Speaking of Empowering Women

On August 1, people from around the world joined seven award-winning filmmakers at the 2020 Empower Women Media Film Festival and Awards cosponsored with the Religious Freedom & Business Foundation.

I couldn’t have be more thrilled with the opportunity to work with Shirin Taber and the daring and talented network of media advocates working with Empower Women Media. They are on the cutting edge of advocacy for both women’s empowerment and freedom of religion or belief – the two go hand-in-hand!

We gathered to honor women who artfully and compellingly explore through short films the impact of freedom of religion or belief in their workplaces and communities.

This tremendous film initiative is in support of Article 18 of the United Nations’ Universal Declaration of Human Rights:

“Everyone has the right to freedom of thought, conscience and religion; this right includes freedom to change his/her religion or belief, and freedom, either alone or in community with others and in public or private, to manifest his/he religion or belief in teaching, practice, worship and observance.”

The work of these filmmakers couldn’t be more timely. Social science research – which I’ve been involved with – projects that our planet will have 2.3 billion more religiously affiliated people by 2050 compared with just 0.1 billion more religiously unaffiliated people. That’s a 23-to-1 ratio in favor of religious growth.

Research also shows that this religious growth can be good for the workplace and the bottom lines of businesses – as long as freedom of religion and belief is respected. In such countries, innovative strength is more than twice as high as in countries where governments and societies don’t respect freedom of religion or belief. So, freedom to believe – or not believe – is good for business.

Freedom matters.

But the data on religious freedom are very concerning. Annual studies find that restrictions on religion and belief are high in 40% of countries. But because some of these countries (like China) are very populous, some 5.9 billion people (or nearly 80% of the world’s population) live in countries with a high restrictions on religion and belief coming from two main sources: the actions and policies of governments, and the social hostilities involving religion coming from people and groups in societies.

Since 2009, the number of people living in countries with high religious restrictions and hostilities has increased from 4.8 to 5.9 billion people – that’s an increase of 1.1 billion more people living in countries where freedom of religion or belief is under duress.

Because the challenges are great, we need new tools to make the case for religious freedom. The films you’ll see today make the pragmatic case that religious freedom is good for societies, including good for the marketplace and workplace.
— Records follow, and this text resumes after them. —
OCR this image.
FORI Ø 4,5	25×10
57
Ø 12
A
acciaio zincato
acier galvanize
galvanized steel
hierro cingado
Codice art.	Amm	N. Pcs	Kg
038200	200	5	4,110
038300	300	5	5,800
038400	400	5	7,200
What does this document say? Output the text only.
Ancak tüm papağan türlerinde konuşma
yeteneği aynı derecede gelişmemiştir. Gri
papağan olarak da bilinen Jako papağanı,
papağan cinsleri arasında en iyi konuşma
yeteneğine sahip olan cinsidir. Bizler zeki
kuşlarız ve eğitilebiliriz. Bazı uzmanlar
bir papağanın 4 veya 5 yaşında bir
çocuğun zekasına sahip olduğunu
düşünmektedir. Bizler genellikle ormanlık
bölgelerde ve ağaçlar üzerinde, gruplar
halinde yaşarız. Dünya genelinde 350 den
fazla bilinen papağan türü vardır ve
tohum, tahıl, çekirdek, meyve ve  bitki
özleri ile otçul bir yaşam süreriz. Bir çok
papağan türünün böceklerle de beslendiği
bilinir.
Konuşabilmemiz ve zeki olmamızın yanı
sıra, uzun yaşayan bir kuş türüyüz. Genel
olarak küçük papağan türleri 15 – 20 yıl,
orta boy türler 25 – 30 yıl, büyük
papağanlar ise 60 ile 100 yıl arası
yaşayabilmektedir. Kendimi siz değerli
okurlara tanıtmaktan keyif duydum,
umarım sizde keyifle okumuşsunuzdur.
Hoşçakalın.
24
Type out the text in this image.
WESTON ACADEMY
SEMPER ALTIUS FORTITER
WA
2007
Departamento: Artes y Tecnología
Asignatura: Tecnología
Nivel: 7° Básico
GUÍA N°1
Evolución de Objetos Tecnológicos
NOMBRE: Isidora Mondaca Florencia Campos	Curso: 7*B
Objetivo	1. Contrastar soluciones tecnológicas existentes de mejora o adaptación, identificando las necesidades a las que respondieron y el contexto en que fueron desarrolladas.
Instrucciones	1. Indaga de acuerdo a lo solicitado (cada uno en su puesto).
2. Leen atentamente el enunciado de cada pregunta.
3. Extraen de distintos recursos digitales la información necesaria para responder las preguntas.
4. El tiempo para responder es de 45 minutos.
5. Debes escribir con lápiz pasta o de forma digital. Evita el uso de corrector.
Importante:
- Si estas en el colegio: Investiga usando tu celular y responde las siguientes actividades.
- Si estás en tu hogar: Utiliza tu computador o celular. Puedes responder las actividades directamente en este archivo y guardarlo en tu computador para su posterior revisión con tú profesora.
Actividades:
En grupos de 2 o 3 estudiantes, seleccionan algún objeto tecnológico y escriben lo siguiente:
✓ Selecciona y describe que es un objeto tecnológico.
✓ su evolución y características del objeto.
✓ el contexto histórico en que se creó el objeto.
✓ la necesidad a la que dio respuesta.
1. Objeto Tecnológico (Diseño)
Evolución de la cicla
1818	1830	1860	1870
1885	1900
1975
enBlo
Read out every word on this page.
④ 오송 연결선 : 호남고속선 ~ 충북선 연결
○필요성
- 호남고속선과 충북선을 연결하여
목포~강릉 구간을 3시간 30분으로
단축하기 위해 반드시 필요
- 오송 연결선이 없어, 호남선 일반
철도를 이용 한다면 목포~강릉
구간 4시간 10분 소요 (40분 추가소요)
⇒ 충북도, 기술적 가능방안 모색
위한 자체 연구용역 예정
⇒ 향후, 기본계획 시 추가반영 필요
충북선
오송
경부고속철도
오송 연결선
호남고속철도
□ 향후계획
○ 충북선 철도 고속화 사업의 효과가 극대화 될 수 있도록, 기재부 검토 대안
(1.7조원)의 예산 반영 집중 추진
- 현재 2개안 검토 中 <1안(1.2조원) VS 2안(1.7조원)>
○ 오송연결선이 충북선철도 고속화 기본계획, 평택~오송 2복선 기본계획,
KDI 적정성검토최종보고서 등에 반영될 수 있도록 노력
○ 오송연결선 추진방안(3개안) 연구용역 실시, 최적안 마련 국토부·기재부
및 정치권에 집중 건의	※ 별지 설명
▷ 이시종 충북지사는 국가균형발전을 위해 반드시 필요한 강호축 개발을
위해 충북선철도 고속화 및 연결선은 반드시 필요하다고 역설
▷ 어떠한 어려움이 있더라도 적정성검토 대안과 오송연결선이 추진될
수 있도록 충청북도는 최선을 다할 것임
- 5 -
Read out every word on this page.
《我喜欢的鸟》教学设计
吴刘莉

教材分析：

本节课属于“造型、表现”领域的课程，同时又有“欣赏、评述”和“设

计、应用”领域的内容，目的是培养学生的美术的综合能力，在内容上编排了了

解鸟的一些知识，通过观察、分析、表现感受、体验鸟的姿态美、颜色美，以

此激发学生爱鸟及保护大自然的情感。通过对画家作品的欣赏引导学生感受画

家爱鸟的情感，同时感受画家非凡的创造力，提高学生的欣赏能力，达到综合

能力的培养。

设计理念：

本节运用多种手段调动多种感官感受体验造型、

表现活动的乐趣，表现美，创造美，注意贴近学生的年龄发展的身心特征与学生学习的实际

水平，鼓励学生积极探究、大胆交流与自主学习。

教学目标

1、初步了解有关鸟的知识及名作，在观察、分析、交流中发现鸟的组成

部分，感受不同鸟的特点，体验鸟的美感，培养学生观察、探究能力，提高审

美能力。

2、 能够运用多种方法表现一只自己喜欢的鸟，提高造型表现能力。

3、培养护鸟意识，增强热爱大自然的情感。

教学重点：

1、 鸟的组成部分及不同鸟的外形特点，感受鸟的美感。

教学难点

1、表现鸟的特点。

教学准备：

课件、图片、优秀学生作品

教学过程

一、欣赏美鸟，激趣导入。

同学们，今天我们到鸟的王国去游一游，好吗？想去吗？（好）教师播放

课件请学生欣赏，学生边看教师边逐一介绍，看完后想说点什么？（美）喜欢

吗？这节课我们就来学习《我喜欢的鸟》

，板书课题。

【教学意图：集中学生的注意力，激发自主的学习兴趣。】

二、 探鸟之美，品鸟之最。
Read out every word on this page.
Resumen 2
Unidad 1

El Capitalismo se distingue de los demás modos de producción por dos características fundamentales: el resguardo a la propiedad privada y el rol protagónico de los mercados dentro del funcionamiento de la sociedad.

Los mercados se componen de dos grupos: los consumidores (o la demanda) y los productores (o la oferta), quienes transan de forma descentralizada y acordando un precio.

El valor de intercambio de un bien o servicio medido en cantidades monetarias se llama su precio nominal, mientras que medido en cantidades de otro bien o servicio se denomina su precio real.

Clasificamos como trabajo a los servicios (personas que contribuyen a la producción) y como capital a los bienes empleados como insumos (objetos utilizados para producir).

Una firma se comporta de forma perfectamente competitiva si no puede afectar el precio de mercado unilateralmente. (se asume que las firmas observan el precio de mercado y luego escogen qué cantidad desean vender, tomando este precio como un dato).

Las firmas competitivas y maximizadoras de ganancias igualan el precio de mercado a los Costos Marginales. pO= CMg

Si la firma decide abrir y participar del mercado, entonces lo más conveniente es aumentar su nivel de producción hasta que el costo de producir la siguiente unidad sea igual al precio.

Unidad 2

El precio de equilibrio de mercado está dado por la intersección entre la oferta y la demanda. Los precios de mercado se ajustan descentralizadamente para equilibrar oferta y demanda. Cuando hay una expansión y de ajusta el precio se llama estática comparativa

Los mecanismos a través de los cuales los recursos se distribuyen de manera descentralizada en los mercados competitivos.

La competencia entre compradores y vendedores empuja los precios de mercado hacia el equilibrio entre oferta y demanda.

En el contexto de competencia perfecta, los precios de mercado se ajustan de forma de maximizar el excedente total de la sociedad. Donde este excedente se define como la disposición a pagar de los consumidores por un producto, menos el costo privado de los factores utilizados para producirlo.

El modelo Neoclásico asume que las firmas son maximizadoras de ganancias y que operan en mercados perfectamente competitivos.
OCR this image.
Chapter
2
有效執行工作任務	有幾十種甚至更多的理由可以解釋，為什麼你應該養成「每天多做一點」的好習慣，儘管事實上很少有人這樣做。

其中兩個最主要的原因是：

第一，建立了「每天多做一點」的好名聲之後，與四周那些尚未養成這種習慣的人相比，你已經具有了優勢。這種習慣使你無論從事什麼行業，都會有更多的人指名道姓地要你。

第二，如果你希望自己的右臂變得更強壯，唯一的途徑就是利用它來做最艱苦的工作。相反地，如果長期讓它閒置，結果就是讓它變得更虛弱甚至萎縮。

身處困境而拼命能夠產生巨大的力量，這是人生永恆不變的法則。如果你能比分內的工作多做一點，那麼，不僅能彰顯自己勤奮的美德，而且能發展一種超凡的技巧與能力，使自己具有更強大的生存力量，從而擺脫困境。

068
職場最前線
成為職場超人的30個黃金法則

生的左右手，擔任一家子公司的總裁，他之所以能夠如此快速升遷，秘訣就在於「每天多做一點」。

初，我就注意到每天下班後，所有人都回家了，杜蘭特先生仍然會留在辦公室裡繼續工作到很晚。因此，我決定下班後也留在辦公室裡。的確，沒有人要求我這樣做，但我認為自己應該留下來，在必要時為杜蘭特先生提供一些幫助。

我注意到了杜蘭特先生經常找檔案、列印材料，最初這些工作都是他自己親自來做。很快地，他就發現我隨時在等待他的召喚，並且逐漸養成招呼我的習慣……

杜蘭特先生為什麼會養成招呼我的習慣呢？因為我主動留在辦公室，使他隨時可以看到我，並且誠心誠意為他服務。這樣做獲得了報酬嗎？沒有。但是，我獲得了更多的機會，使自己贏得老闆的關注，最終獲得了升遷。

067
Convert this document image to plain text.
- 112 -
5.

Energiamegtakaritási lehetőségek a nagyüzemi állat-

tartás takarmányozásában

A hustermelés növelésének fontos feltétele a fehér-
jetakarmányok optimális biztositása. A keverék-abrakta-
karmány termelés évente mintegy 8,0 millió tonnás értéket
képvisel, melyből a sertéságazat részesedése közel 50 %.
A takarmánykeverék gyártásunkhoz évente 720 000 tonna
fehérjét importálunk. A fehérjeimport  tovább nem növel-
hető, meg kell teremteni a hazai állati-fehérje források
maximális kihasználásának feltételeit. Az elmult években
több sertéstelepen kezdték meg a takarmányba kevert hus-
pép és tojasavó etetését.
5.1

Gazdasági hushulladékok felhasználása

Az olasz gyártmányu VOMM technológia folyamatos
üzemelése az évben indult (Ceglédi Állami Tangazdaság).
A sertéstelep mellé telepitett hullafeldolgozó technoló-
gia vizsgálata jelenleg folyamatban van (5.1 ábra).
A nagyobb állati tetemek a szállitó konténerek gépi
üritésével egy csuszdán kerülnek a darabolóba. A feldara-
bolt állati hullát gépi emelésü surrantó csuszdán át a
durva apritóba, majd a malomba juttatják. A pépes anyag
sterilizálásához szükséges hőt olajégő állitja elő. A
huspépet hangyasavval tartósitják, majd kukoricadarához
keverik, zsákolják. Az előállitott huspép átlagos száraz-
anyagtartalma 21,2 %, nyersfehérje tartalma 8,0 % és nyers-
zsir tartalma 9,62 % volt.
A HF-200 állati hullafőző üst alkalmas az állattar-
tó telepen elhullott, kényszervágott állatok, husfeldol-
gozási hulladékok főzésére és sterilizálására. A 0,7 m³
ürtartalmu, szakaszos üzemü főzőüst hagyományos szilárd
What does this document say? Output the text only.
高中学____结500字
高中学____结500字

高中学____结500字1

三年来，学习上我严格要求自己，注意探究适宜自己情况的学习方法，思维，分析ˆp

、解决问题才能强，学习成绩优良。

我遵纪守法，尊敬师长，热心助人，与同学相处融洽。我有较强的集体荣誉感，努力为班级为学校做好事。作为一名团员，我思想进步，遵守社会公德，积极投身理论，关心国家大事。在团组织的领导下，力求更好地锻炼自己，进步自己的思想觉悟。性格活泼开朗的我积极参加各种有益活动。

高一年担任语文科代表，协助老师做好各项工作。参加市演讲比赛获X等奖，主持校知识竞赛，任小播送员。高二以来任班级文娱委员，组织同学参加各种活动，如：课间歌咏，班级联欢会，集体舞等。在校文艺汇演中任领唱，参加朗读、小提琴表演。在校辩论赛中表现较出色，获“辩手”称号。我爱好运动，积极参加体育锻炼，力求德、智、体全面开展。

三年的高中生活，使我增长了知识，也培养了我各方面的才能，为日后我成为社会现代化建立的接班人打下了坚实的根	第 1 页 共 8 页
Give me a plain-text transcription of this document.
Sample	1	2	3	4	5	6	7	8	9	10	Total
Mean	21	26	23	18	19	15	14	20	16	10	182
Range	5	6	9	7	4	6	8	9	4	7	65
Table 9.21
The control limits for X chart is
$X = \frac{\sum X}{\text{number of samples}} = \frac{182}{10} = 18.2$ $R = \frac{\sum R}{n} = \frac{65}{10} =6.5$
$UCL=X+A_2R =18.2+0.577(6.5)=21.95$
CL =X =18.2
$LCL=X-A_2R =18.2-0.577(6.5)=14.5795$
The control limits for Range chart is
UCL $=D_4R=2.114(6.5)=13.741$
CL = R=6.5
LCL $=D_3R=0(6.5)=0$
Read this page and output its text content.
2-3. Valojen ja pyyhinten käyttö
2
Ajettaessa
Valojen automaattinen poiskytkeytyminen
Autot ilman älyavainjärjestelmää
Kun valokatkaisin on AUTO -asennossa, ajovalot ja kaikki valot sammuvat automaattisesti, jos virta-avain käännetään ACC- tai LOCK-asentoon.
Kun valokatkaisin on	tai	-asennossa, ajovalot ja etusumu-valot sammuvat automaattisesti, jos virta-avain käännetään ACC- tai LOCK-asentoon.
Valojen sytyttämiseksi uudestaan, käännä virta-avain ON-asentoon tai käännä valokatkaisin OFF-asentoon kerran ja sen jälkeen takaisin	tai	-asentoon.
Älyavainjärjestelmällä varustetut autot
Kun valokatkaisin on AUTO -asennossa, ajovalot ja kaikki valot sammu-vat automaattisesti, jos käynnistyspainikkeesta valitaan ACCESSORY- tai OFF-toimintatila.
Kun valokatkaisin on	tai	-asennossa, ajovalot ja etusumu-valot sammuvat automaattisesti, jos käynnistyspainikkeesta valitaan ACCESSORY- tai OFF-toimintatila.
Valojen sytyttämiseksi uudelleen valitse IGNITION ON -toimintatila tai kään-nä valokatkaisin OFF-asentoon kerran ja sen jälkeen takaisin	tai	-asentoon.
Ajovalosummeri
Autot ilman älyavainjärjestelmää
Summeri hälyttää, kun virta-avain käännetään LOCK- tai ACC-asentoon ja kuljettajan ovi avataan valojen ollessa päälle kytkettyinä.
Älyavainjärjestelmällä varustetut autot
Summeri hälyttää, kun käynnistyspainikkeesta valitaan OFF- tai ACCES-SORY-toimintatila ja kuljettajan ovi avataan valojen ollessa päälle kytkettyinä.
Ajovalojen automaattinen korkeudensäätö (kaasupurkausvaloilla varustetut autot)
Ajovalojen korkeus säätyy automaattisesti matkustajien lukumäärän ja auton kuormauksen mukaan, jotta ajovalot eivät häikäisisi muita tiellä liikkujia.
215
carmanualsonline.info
Finally – drum roll please – I’m pleased to announce that the Religious Freedom & Business Foundation has awarded each of our two 2020 Grand Prize winners – both of whom you’ll meet in a few minutes – a $5,000 cash prize and a TRIP to Tokyo to present their short films at the 2021 Global Business & Interfaith Peace Awards in tandem with Olympic and Paralympic Games – assuming they will be held next summer. Their films will also be screened at the Dare to Overcome Global Business & Peace Festival in support of the Paralympic Movement and people with disabilities.

Let me conclude with a short film produced by Sharon Angel, who will also be on hand in Tokyo to share the full-length version of the music video she has produced for Dare to Overcome.

All these business and media initiatives are new voices making societies more civil.